From time to time I have customers expressing interest in running WebLogic on OpenShift. Having worked extensively with WebLogic in my previous career as an Oracle consultant, it’s immediately obvious that there are a number of copmplexities in getting the WebLogic domain structure working in a dynamic environment like OpenShift or Kubernetes. To Oracle’s credit, they are working on this and have written an article “WebLogic on Kubernetes, Try It!” with an example based on the Oracle docker images.

This post will discuss the basic steps needed to get this working in OpenShift. While OpenShift is based on Kubernetes, there are some differences particularly around security that require some tweaks. Additionally, the article and associated sample has some issues associated with it that I wanted to cover.

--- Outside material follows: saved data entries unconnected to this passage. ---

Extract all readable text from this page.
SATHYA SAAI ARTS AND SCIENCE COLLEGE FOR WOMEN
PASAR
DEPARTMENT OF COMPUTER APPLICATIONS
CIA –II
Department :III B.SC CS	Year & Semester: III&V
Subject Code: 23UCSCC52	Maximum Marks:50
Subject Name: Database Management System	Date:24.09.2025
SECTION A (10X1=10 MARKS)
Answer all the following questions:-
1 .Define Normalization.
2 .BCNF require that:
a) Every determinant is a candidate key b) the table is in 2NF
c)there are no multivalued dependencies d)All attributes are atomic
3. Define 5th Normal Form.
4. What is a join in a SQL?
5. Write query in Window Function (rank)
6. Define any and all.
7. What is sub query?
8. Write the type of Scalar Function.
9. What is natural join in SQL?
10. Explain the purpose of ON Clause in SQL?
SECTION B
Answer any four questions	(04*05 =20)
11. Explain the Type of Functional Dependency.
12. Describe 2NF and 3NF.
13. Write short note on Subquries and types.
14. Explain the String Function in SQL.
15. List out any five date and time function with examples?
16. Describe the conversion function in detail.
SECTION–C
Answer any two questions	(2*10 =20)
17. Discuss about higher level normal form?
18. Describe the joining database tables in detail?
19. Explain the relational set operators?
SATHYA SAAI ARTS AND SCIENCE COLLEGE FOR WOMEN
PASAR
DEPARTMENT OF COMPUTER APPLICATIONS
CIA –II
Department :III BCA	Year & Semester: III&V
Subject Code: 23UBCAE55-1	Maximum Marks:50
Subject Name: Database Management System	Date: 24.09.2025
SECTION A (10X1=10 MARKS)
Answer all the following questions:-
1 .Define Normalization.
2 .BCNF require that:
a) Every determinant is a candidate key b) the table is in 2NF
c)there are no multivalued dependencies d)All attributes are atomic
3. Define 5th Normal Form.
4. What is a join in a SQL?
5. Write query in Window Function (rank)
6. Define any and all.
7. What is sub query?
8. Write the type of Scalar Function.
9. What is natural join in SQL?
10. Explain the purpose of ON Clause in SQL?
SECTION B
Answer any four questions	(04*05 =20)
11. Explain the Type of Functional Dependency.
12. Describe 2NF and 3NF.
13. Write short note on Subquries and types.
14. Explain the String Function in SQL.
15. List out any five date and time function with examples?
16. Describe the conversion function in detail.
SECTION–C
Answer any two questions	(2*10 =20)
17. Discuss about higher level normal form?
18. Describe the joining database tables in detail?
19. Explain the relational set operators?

The instructions in the article are clear for the most part, here are the items that require tweaking to work:

a. Before you create the docker image in the wls-12213-domain directory, you will need to edit the file container-scripts/provision-domain.py. This file creates the managed servers ahead of time to support the statefulset, however it creates the listen address as ms-X.wls-subdomain.default.svc.cluster.local. The issue here is that it is hard-coding the default namespace which means you would need to deploy this sample in the default project in OpenShift. In theory, changing it to ms-X.wls-subdomain should work, however it did not for me and I need to investigate further. For now, I changed default to weblogic and deployed the sample into a weblogic project.

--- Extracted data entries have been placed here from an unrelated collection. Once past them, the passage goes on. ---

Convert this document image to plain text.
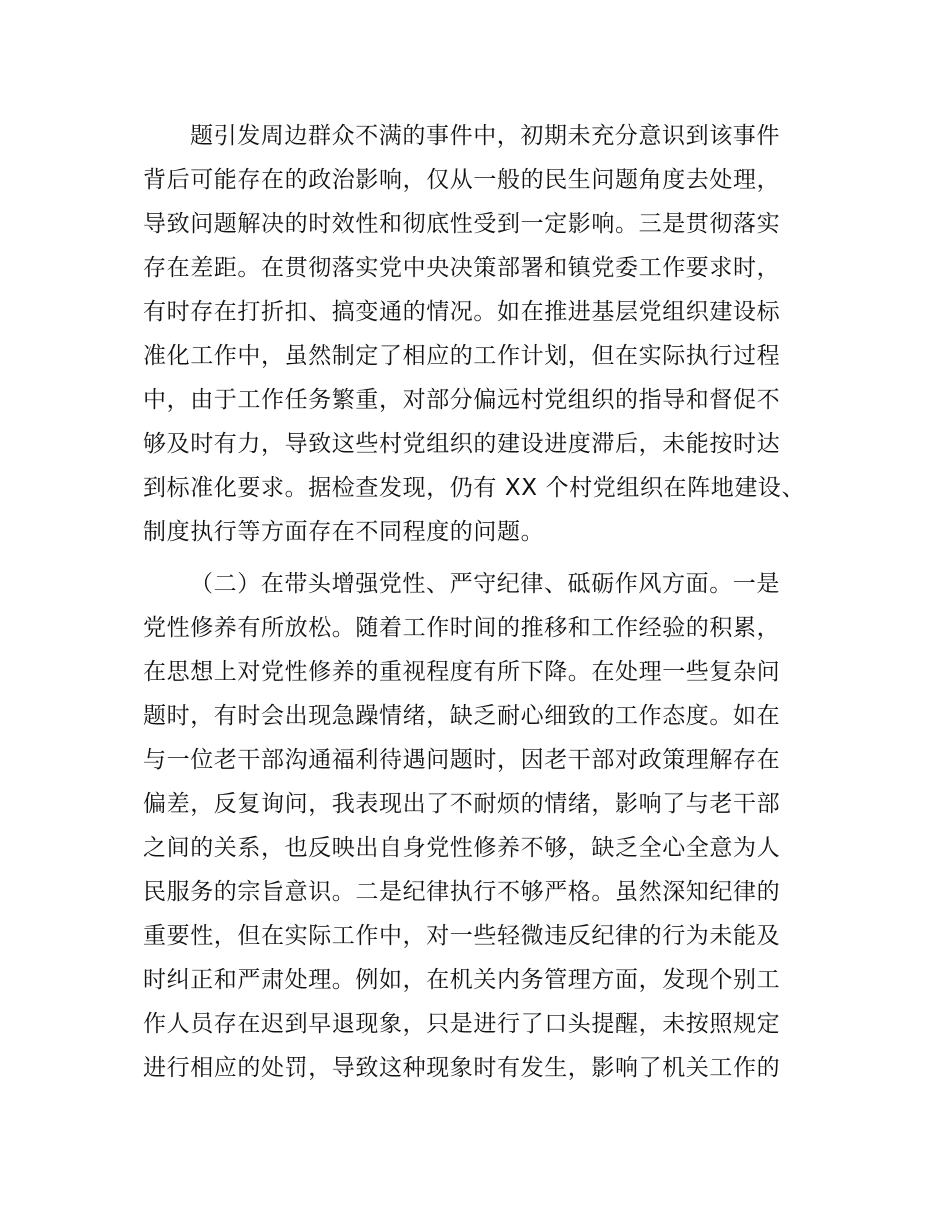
题引发周边群众不满的事件中，初期未充分意识到该事件
背后可能存在的政治影响，仅从一般的民生问题角度去处理，
导致问题解决的时效性和彻底性受到一定影响。三是贯彻落实
存在差距。在贯彻落实党中央决策部署和镇党委工作要求时，
有时存在打折扣、搞变通的情况。如在推进基层党组织建设标
准化工作中，虽然制定了相应的工作计划，但在实际执行过程
中，由于工作任务繁重，对部分偏远村党组织的指导和督促不
够及时有力，导致这些村党组织的建设进度滞后，未能按时达
到标准化要求。据检查发现，仍有 XX 个村党组织在阵地建设、
制度执行等方面存在不同程度的问题。
（二）在带头增强党性、严守纪律、砥砺作风方面。一是
党性修养有所放松。随着工作时间的推移和工作经验的积累，
在思想上对党性修养的重视程度有所下降。在处理一些复杂问
题时，有时会出现急躁情绪，缺乏耐心细致的工作态度。如在
与一位老干部沟通福利待遇问题时，因老干部对政策理解存在
偏差，反复询问，我表现出了不耐烦的情绪，影响了与老干部
之间的关系，也反映出自身党性修养不够，缺乏全心全意为人
民服务的宗旨意识。二是纪律执行不够严格。虽然深知纪律的
重要性，但在实际工作中，对一些轻微违反纪律的行为未能及
时纠正和严肃处理。例如，在机关内务管理方面，发现个别工
作人员存在迟到早退现象，只是进行了口头提醒，未按照规定
进行相应的处罚，导致这种现象时有发生，影响了机关工作的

b. I also had an issue creating the docker file with the chown failing, see the issue I opened here for a workaround.

c. When creating the docker file, the sample implies you can select an admin user but you can’t. Just use the default weblogic admin user.

d. The Oracle docker images must be run as the Oracle user. OpenShift by default disallows images running as specific users, therefore a service account must be created to grant the anyuid scc.

oc create serviceaccount weblogic
oc adm policy add-scc-to-user anyuid -z weblogic

e. The wls-admin-webhook.yml and wls-stateful.yml files need to be updated to use the weblogic service account:

spec:
containers:
...
serviceAccount: weblogic
serviceAccountName: weblogic

f. The sample exposes the services using NodePort which should work in OpenShift, however I ended up creating routes as follows:

oc expose svc wls-admin-server
oc expose svc wls-service

g. If you are not familiar with WebLogic, to access the web console use the wls-admin-server route and add /console to the end of it. The username will be weblogic and the password whatever you selected.

Obviously the Oracle work is just a sample and a number of things would need to happen to operationalize it. The biggest IMHO is not having to hardcode the OpenShift namespaces the image will be running in. I’m hoping to resolve this as I play around with it further.